Court Opinion

ID: 9467590
Source: CourtListenerOpinion
Date Created: 2023-08-05 01:52:10.195509+00
Date Added: 2024-06-11T17:40:25.431004
License: Public Domain

PHILLIPS, Senior Circuit Judge
(dissenting).
I respectfully dissent. I agree that the better practice would have been for the Ohio Adult Parole Authority to have conducted a hearing before rescinding Van Curen’s contemplated parole. See Morrissey v. Brewer, 408 U.S. 471, 484, 92 S.Ct. 2593, 2601, 33 L.Ed.2d 484 (1972). However, I do not agree that the Fourteenth Amendment required such a hearing under the facts of this case.
In Bishop v. Wood, 426 U.S. 341, 344, 96 S.Ct. 2074, 2077, 48 L.Ed.2d 684 (1976), the Supreme Court said: “[T]he sufficiency of a claim of entitlement must be decided by reference to state law.” Cf. Greenholtz v. Nebraska Penal Inmates, 442 U.S. 1, 12, 99 S.Ct. 2100, 2106, 60 L.Ed.2d 668 (1979).
Under Ohio law, Van Curen had “no claim of entitlement.” The State Adult Parole Authority had the right, at any time *418before Van Curen was released, to rescind its previous action granting parole.
In State ex rel. Newman v. Lowery, 157 Ohio St. 463, 464, 105 N.E.2d 643 (1952), cert. denied, 344 U.S. 881, 73 S.Ct. 176, 97 L.Ed. 682 (1952), the Supreme Court of Ohio said: “The question of parole of prisoners being in the discretion of the Pardon and Parole Commission, that commission had authority to rescind its order of March 9, 1950, granting a parole effective on or after a future date.”
In Morrissey v. Brewer, supra, 408 U.S. 471, 481, 92 S.Ct. 2593, 2600, 33 L.Ed.2d 484 (1972), which involved the revocation of parole after the release of the prisoner, and not, as in the present case, the rescission of an action by parole authorities before release, the Supreme Court said: “The question is ... whether the nature of the interest is one within the contemplation of the ‘liberty or property’ language of the Fourteenth Amendment.” The Court examined the nature of parole revocation and found that:
The liberty of a parolee enables him to do a wide range of things open to persons who have never been convicted of any crime. The parolee has been released from prison based on an evaluation that he shows reasonable promise of being able to return to society and function as a responsible, self-reliant person. Subject to the conditions of his parole, he can be gainfully employed and is free to be with family and friends and to form the other enduring attachments of normal life. Though the State properly subjects him to many restrictions not applicable to other citizens, his condition is very different from that of confinement in a prison. He may have been on parole for a number of years and may be living a relatively normal life at the time he is faced with revocation. The parolee has relied on at least an implicit promise that parole will be revoked only if he fails to live up to the parole conditions. In many cases, the parolee faces lengthy incarceration if his parole is revoked. (Footnotes omitted.) 408 U.S. at 482, 92 S.Ct. at 2600.
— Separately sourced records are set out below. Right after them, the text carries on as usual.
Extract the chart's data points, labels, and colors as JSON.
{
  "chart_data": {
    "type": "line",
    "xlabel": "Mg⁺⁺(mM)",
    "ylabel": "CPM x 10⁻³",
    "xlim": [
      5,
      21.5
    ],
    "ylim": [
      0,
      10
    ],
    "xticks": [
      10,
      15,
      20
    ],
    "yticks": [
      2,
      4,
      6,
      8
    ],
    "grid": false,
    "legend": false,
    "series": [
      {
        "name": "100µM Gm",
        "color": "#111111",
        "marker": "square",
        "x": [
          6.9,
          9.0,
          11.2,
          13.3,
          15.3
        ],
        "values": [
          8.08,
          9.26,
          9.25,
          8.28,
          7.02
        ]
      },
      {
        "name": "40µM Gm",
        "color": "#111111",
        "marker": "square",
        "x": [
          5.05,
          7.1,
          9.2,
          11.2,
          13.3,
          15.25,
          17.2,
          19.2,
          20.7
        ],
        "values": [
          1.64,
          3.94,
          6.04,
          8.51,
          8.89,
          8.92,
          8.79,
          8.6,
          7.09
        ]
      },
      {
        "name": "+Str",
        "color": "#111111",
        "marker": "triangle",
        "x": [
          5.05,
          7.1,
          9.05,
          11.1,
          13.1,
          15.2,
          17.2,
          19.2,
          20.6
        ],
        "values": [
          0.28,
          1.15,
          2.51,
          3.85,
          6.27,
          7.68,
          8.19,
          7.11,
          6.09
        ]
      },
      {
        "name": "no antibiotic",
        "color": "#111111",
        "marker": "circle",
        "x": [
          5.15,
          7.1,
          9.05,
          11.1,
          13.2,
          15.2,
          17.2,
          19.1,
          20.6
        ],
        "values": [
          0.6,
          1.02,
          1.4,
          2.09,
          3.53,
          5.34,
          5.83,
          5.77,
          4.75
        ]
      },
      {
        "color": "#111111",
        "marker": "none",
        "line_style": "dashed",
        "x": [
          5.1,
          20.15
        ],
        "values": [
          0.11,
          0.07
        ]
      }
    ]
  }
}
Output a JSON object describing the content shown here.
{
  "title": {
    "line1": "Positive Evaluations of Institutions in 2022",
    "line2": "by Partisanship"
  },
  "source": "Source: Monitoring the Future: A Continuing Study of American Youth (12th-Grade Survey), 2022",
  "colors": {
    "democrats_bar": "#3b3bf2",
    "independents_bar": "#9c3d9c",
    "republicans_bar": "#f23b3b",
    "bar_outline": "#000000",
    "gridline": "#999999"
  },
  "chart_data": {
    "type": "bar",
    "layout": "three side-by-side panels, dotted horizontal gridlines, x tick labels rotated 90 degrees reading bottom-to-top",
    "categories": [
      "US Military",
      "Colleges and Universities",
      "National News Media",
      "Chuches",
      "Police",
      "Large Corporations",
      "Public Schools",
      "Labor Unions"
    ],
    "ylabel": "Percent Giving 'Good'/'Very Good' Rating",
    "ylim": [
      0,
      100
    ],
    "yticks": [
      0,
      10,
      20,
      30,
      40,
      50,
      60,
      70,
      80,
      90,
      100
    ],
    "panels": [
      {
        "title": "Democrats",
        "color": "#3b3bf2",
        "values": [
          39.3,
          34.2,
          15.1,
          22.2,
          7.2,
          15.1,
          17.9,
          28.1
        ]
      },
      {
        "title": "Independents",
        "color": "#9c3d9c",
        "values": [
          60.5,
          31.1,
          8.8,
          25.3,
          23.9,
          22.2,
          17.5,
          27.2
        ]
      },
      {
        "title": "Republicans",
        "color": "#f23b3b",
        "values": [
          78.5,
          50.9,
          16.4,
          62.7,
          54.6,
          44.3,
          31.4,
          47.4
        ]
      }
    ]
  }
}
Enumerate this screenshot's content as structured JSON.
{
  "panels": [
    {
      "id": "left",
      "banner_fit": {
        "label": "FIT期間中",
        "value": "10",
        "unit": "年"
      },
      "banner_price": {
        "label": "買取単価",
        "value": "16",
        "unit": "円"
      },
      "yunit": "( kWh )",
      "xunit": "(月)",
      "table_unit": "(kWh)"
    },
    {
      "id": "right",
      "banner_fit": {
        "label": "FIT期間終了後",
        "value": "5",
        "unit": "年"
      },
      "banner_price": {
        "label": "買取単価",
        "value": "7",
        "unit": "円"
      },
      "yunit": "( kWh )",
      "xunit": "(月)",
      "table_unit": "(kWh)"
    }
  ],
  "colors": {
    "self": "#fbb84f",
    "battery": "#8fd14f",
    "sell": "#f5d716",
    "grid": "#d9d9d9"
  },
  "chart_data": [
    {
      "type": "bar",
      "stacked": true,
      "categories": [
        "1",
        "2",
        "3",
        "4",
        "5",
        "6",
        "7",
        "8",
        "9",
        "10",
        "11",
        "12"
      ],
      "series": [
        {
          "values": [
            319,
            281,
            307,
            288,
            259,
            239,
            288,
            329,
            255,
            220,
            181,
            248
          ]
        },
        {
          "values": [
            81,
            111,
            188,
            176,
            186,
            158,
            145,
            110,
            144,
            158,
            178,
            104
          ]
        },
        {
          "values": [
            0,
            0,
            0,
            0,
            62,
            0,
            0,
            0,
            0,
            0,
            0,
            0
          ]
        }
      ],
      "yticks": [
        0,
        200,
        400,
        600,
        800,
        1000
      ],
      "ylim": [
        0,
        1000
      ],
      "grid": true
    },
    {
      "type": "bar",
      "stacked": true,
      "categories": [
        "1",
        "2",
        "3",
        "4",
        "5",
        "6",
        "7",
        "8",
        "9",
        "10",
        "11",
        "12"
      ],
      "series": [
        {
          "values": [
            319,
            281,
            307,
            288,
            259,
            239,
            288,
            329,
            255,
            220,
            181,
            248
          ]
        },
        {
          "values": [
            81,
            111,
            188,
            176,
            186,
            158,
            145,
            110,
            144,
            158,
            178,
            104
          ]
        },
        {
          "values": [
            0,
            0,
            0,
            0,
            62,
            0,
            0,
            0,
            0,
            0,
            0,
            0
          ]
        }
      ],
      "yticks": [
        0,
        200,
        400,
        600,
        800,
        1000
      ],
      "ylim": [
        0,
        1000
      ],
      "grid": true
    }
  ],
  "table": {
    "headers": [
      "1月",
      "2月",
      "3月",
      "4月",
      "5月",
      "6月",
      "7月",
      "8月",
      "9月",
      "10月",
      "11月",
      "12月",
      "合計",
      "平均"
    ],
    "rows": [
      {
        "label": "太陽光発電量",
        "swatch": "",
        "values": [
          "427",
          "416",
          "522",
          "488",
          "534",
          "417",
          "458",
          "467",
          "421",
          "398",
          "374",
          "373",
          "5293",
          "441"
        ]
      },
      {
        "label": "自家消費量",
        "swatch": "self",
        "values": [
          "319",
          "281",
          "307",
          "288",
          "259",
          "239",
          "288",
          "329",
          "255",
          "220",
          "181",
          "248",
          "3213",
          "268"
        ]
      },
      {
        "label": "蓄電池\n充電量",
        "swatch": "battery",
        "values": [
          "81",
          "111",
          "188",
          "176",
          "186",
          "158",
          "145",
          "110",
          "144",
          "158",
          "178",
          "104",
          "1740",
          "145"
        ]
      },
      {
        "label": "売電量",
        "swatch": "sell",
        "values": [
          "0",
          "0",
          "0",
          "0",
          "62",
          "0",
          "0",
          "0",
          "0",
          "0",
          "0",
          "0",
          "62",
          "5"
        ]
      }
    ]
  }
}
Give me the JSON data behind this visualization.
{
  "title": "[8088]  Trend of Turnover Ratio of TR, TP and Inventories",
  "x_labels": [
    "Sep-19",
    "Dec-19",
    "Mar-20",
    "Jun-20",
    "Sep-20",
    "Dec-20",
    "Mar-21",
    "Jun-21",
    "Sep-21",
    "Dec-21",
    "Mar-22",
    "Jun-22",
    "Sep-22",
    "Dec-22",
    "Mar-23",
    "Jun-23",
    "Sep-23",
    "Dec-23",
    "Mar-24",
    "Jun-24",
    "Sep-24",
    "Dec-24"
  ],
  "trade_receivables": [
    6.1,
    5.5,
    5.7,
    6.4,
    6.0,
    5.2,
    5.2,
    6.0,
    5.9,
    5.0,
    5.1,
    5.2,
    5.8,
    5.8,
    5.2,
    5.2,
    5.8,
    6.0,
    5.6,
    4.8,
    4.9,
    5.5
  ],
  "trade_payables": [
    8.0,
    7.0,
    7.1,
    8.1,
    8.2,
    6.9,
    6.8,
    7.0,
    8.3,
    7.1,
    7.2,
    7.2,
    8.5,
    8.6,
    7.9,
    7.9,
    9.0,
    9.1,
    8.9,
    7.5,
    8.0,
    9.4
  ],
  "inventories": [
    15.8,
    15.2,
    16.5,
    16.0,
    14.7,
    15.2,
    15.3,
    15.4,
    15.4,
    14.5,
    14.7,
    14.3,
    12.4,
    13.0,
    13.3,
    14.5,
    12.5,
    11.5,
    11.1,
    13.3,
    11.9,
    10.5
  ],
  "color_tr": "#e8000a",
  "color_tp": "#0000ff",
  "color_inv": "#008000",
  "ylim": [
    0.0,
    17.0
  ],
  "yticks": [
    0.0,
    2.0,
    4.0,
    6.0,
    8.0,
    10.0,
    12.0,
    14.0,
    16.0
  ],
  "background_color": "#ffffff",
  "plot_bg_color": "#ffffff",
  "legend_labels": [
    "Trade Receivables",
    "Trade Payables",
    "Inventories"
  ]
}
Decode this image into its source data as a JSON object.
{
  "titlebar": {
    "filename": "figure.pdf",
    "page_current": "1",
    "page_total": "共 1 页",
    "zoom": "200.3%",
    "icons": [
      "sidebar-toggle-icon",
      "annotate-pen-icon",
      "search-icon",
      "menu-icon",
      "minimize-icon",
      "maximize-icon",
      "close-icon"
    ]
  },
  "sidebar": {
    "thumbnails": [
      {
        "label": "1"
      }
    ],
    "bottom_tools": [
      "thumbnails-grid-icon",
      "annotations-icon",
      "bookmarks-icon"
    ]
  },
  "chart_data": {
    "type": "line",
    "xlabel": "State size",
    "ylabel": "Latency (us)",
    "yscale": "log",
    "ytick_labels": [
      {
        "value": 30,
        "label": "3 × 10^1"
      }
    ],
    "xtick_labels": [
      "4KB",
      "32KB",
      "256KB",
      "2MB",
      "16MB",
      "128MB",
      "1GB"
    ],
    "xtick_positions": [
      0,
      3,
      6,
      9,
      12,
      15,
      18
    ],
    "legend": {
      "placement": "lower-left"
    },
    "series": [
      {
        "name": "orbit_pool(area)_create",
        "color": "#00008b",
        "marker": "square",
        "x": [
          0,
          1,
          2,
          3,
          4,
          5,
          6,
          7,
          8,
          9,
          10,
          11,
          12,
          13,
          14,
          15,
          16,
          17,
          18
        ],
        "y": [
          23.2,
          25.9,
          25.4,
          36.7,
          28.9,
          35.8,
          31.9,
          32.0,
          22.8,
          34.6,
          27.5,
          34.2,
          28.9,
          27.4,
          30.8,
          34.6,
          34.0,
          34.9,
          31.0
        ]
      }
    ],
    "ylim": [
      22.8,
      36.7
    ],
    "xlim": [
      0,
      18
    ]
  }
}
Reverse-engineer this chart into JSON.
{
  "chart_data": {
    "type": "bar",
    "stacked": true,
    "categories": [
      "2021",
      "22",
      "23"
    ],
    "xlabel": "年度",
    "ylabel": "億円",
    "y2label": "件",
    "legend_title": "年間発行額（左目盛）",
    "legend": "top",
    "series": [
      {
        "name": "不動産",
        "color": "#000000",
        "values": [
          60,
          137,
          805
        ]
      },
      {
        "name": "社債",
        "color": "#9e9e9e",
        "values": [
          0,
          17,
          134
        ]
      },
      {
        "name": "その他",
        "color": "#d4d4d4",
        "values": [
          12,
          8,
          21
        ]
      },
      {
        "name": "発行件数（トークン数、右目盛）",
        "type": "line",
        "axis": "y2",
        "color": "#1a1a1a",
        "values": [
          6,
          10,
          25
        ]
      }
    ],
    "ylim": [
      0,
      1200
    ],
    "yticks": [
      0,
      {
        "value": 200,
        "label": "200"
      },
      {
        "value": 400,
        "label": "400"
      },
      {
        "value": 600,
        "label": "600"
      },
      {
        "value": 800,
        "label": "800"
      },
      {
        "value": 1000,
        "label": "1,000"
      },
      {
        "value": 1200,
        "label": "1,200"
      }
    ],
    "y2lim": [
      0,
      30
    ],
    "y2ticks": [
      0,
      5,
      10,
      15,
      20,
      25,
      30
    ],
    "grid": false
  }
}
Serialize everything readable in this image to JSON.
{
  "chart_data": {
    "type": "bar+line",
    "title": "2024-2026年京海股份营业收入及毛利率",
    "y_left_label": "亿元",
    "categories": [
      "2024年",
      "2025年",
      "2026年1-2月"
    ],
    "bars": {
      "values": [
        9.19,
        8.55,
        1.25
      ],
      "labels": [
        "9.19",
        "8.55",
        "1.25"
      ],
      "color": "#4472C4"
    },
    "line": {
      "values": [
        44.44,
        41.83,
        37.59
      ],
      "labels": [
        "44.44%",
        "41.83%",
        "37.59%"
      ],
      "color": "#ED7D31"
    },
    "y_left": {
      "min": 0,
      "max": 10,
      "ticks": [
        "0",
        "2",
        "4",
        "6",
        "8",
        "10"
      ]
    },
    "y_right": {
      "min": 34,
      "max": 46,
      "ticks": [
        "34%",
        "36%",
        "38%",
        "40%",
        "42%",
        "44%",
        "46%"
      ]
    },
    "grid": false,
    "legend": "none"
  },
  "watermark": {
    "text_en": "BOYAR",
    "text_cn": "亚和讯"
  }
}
The emphasis of the foregoing quotation is upon the rights of the prisoner to a due process hearing before revocation of his parole after his release. Because of the difference between the nature of parole revocation and parole recission, I do not agree with the majority opinion that Van Curen had a liberty interest within the meaning of the fourteenth amendment.
In Greenholtz v. Nebraska Penal Inmates, 442 U.S. at 12, 99 S.Ct. at 2106, the Supreme Court said:
[W]e emphasis that this [Nebraska] statute has unique structure and language and thus whether any other state statute provides a protectible entitlement must be decided on a case-by-case basis.
The Ohio statute, quoted in footnote 1 of the majority opinion, is not the same as the Nebraska statute applied in Greenholtz. As interpreted by the Supreme Court of Ohio, Van Curen did not, in my opinion, have “a legitimate claim of entitlement” to parole. See Board of Regents v. Roth, 408 U.S. 564, 577, 92 S.Ct. 2701, 2709, 33 L.Ed.2d 548 (1972).
Therefore, I would affirm the judgment of the district court.